Since 2011, Homeland Security has upheld the practice of refraining from entering and engaging in immigration arrests in what are deemed “sensitive areas.” This includes schools and places of worship with the addition of places where children gather — playgrounds, bus stops, care centers — and disaster relief sites as of 2012. This policy was in place throughout Obama’s second term, Donald Trump’s first term and the Joe Biden administration. On day two of President Donald Trump’s administration, Acting Department of Homeland Security Secretary Benjamine Huffman announced that the Department will roll back this policy which protects between 850 thousand to 4.4 million children across the country. The 1982 Supreme Court case Plyler v. Doe ruled that undocumented children have the right to public education, and it was believed that immigration arrests that took place in the school environment were unconstitutional. This is clearly not a belief of the Trump administration any longer, as Trump’s threats to commit a mass deportation — specifically against Latinx populations — become an increasingly likely reality.
Trump’s party was once hellbent on preserving the innocence of children through the regulation of drag shows and queer bodies for alleged proclivity to commit sexual abuse, which was unfounded.

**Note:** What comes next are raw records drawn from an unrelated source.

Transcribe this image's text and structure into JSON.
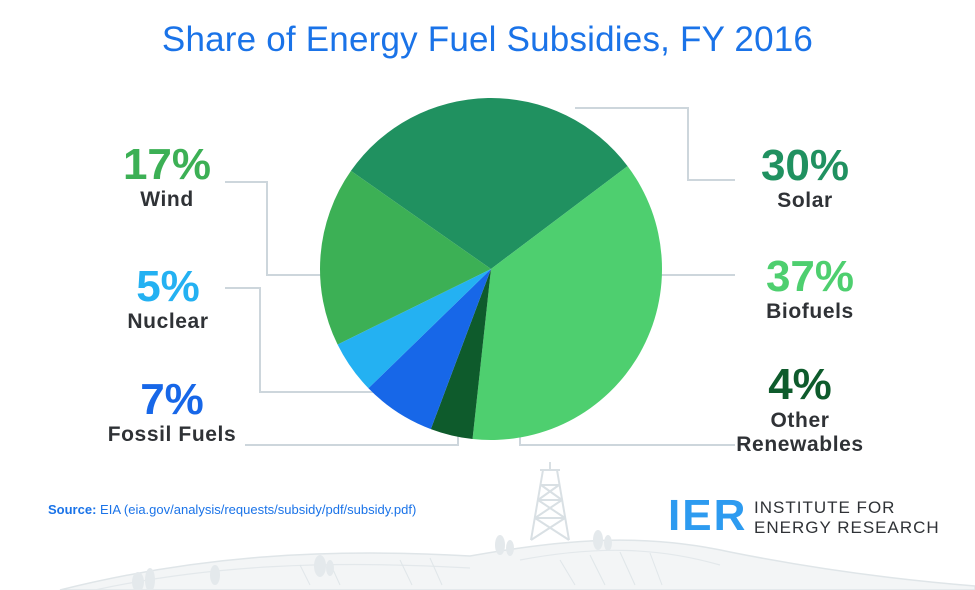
{
  "title": "Share of Energy Fuel Subsidies, FY 2016",
  "source": {
    "label": "Source:",
    "text": "EIA (eia.gov/analysis/requests/subsidy/pdf/subsidy.pdf)"
  },
  "logo": {
    "acronym": "IER",
    "line1": "INSTITUTE FOR",
    "line2": "ENERGY RESEARCH"
  },
  "colors": {
    "solar": "#209160",
    "biofuels": "#4ecf6f",
    "other_renewables": "#0e5b2c",
    "fossil_fuels": "#1767e8",
    "nuclear": "#24b1f2",
    "wind": "#3cb055",
    "line": "#cdd6dc"
  },
  "chart_data": {
    "type": "pie",
    "title": "Share of Energy Fuel Subsidies, FY 2016",
    "slices": [
      {
        "label": "Solar",
        "value": 30,
        "pct_text": "30%",
        "color": "#209160"
      },
      {
        "label": "Biofuels",
        "value": 37,
        "pct_text": "37%",
        "color": "#4ecf6f"
      },
      {
        "label": "Other Renewables",
        "value": 4,
        "pct_text": "4%",
        "color": "#0e5b2c"
      },
      {
        "label": "Fossil Fuels",
        "value": 7,
        "pct_text": "7%",
        "color": "#1767e8"
      },
      {
        "label": "Nuclear",
        "value": 5,
        "pct_text": "5%",
        "color": "#24b1f2"
      },
      {
        "label": "Wind",
        "value": 17,
        "pct_text": "17%",
        "color": "#3cb055"
      }
    ]
  }
}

This is also the same pro-life party, forcing people to carry unwanted or unhealthy fetuses, believing that life begins at conception and that abortion is the murder of an infant regardless of the stage or state of the pregnancy. The Trump administration’s “protection of children” and “preservation of childhood innocence” stops when the child is brown and not from the United States. They do not care that most educators report observing emotional and behavioral issues from their immigrant students out of fear of the deportation of themselves, family and friends. They ignore the real trauma that comes from these events, forever tainting the lives of those Immigration and Customs Enforcement deports or who have had loved ones deported.

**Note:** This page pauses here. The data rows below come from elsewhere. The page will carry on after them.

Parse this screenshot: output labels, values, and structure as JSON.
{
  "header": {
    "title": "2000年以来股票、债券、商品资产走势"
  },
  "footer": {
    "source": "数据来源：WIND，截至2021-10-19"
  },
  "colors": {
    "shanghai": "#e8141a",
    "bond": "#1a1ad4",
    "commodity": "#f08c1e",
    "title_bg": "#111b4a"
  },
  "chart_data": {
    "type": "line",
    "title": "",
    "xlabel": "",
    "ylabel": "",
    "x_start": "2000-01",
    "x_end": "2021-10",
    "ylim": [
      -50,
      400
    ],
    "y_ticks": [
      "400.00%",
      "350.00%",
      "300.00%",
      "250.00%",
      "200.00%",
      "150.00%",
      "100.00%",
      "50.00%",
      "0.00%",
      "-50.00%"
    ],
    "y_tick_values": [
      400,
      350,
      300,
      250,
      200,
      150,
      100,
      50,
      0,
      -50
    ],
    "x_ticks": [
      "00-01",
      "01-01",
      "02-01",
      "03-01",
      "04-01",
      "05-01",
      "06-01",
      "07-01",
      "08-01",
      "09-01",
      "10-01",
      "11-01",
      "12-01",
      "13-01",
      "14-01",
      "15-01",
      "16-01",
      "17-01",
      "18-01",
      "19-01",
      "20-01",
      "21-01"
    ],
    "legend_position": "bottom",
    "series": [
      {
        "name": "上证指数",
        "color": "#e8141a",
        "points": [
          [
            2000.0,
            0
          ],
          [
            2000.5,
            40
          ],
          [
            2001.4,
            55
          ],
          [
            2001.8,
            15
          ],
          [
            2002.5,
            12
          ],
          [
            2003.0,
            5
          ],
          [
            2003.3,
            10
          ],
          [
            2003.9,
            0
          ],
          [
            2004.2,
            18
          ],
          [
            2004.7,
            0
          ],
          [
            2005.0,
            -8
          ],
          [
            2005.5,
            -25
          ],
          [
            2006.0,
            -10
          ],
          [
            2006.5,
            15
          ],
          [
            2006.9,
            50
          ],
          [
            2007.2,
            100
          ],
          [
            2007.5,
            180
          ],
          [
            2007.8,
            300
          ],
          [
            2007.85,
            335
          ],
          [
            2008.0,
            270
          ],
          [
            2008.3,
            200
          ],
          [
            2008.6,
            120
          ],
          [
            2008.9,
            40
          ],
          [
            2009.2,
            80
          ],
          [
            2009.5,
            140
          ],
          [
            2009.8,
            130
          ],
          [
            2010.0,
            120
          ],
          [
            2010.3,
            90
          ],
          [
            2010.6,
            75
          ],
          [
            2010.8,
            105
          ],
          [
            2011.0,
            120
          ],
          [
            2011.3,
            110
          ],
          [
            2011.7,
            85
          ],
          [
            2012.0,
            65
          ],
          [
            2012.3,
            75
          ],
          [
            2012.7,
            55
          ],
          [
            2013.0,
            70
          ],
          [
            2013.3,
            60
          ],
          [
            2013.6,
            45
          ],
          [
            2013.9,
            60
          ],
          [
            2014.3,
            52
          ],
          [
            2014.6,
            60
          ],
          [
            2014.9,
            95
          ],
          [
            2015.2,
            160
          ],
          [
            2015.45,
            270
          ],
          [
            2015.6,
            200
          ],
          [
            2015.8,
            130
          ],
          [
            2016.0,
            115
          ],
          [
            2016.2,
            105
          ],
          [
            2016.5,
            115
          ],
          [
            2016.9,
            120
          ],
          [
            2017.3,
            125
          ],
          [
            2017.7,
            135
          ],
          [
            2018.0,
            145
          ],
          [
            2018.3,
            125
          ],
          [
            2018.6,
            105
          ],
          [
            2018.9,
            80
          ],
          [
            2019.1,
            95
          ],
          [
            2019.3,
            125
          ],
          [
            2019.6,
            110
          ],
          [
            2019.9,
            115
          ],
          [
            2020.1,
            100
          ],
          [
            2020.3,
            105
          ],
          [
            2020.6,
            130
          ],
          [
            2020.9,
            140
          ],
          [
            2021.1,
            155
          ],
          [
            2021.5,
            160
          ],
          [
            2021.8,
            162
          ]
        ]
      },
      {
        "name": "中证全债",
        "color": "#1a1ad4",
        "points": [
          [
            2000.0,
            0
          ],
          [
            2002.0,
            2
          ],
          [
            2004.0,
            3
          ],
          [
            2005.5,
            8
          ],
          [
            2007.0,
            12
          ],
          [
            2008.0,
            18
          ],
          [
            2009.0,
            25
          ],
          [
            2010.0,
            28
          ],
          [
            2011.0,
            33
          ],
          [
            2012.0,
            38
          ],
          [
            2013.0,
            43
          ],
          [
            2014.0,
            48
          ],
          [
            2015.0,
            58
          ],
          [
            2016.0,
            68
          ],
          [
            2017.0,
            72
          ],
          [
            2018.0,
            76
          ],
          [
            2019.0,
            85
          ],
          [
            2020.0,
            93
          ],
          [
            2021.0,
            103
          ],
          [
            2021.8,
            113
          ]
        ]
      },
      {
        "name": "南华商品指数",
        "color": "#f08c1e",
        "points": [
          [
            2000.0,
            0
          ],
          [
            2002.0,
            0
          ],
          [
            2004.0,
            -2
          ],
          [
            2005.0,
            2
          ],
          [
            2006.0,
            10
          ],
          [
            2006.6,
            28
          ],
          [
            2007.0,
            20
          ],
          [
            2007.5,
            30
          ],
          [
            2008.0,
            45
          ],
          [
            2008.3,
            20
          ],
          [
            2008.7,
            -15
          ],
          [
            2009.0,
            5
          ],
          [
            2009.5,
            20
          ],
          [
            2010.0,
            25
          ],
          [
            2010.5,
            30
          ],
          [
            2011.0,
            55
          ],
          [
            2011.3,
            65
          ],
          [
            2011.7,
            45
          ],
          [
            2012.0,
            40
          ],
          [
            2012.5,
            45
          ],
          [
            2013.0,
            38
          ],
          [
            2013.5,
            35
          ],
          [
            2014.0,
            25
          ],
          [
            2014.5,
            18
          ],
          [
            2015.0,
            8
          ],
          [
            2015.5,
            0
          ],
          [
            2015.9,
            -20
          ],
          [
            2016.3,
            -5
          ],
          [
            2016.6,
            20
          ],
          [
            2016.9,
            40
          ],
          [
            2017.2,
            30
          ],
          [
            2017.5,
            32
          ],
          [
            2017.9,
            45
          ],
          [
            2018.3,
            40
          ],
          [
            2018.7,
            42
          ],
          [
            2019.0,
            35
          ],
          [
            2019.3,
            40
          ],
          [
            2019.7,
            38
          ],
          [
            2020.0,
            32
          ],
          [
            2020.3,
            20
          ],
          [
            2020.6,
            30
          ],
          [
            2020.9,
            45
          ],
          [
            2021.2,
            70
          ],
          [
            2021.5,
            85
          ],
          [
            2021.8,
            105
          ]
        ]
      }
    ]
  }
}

Immigration arrests and deportations are not pretty events. They, many times, are violent, brutal and traumatic. Yes, sometimes it is criminals and terrible people being whisked away, but it is also fathers and mothers, brothers and sisters. They are pillars of the community who have given everything to those around them, staples in the lives of those who love them. It is your next-door neighbor or your child’s soccer coach, your best friend’s partner or your favorite waitress at the local bar. It is people who have been in the United States their whole lives, who have no memory of the country they left as an infant.

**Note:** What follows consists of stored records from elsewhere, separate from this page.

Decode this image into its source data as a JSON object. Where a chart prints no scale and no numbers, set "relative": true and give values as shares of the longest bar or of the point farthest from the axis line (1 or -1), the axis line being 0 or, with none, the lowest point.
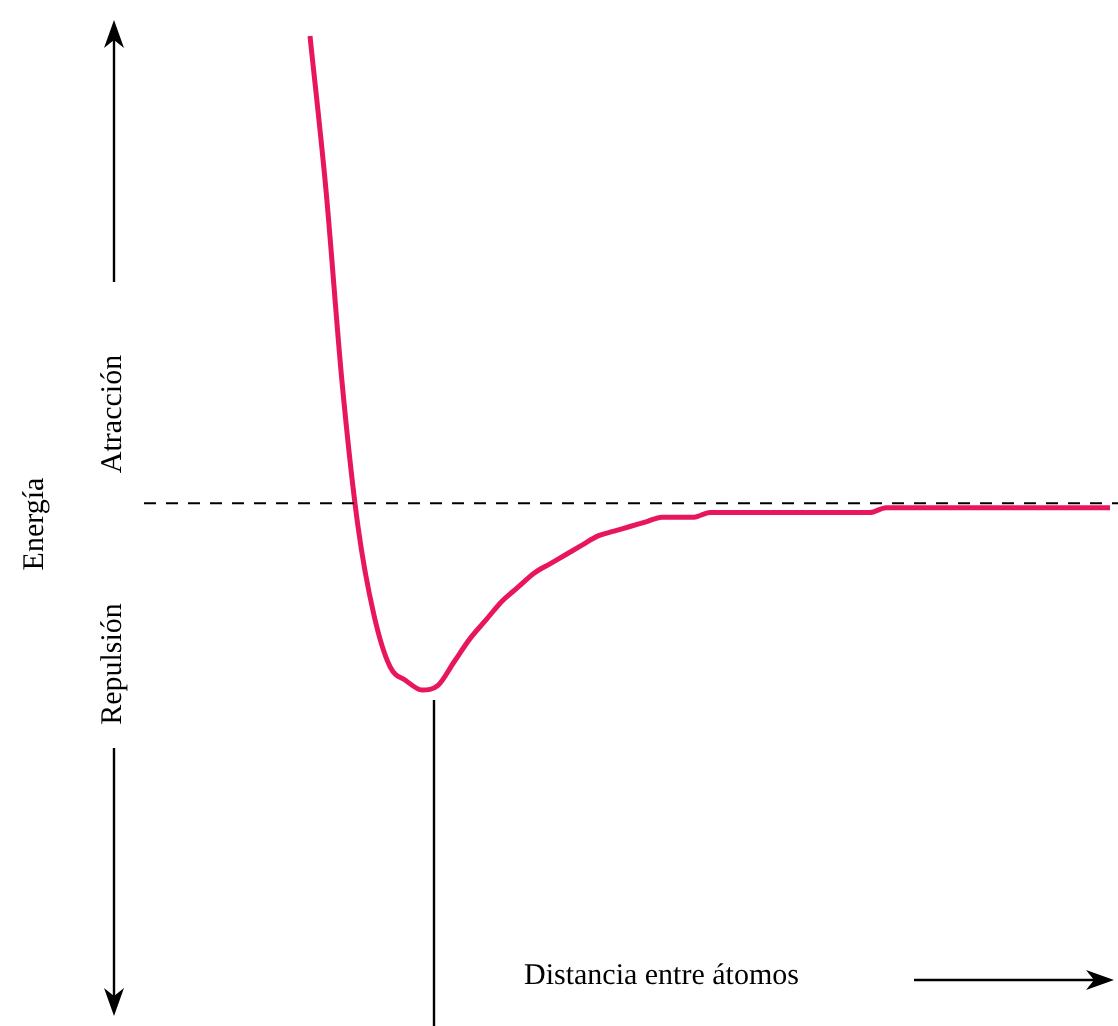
{
  "chart_data": {
    "type": "line",
    "relative": true,
    "annotations": [
      "Energía",
      "Atracción",
      "Repulsión",
      "Distancia entre átomos"
    ],
    "categories": [
      null,
      null,
      null,
      null,
      null,
      null,
      null,
      null,
      null,
      null,
      null,
      null,
      null,
      null,
      null,
      null,
      null,
      null,
      null,
      null,
      null,
      null,
      null,
      null,
      null,
      null,
      null,
      null,
      null,
      null,
      null,
      null,
      null,
      null,
      null,
      null,
      null,
      null,
      null,
      null,
      null,
      null,
      null,
      null,
      null,
      null,
      null,
      null,
      null,
      null,
      null
    ],
    "series": [
      {
        "color": "#e8175d",
        "values": [
          1.0,
          0.67,
          0.26,
          -0.05,
          -0.24,
          -0.35,
          -0.38,
          -0.4,
          -0.39,
          -0.34,
          -0.29,
          -0.25,
          -0.21,
          -0.18,
          -0.15,
          -0.13,
          -0.11,
          -0.09,
          -0.07,
          -0.06,
          -0.05,
          -0.04,
          -0.03,
          -0.03,
          -0.03,
          -0.02,
          -0.02,
          -0.02,
          -0.02,
          -0.02,
          -0.02,
          -0.02,
          -0.02,
          -0.02,
          -0.02,
          -0.02,
          -0.01,
          -0.01,
          -0.01,
          -0.01,
          -0.01,
          -0.01,
          -0.01,
          -0.01,
          -0.01,
          -0.01,
          -0.01,
          -0.01,
          -0.01,
          -0.01,
          -0.01
        ]
      }
    ],
    "ref_lines": [
      {
        "axis": "y",
        "value": 0,
        "color": "#000000",
        "line_style": "dashed"
      }
    ],
    "legend": false,
    "marker": "none",
    "line_style": "solid"
  }
}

Unless you have had to sit in on meetings instructing you what to do if someone from ICE shows up, have witnessed people lose loved ones, have an acquaintance or friend disappear one day without a trace or watch people literally starve out of fear for their life, no one has any idea what it is really like. But if you have indirectly or directly been affected by deportation, there is no way you would ever want to inflict that trauma on children in school, who have a right to learn and have an environment where they can feel safe.
Chicago and Chicagoland school districts, where the alleged first ICE raids and arrests are to occur, are preparing protocols to protect their students and keep ICE out of the doors. Not only do teachers, students and administrators have to worry about educating their students and school shootings, but the Trump administration wants to add traumatic immigration events to the plight. Fortunately, Illinois Governor JB Pritzker has said multiple times that he will protect his immigrant residents as best he can from the Trump administration, but what about cities and states where such a sentiment isn’t shared? There exist governors who will not step in the way of ICE, superintendents and police chiefs who are willing to fully cooperate with ICE as well, intending to let them arrest students and faculty inside the once-safe schools.
Chicago will not be the only city targeted, but other sanctuary cities too — cities or towns that intend to protect their immigrant populations and minimize information shared with ICE. This includes Pittsburgh, a city with a smaller undocumented population which, as of 2019, was believed to be around 15,000 people, many of which are likely to be students in the Pittsburgh Public Schools.
Schools must remain sensitive areas and ICE-free to actually protect children. If that was the real prerogative of Trump’s platform, then such would be the case, but we all know it is not. At least not for non-white children, that is.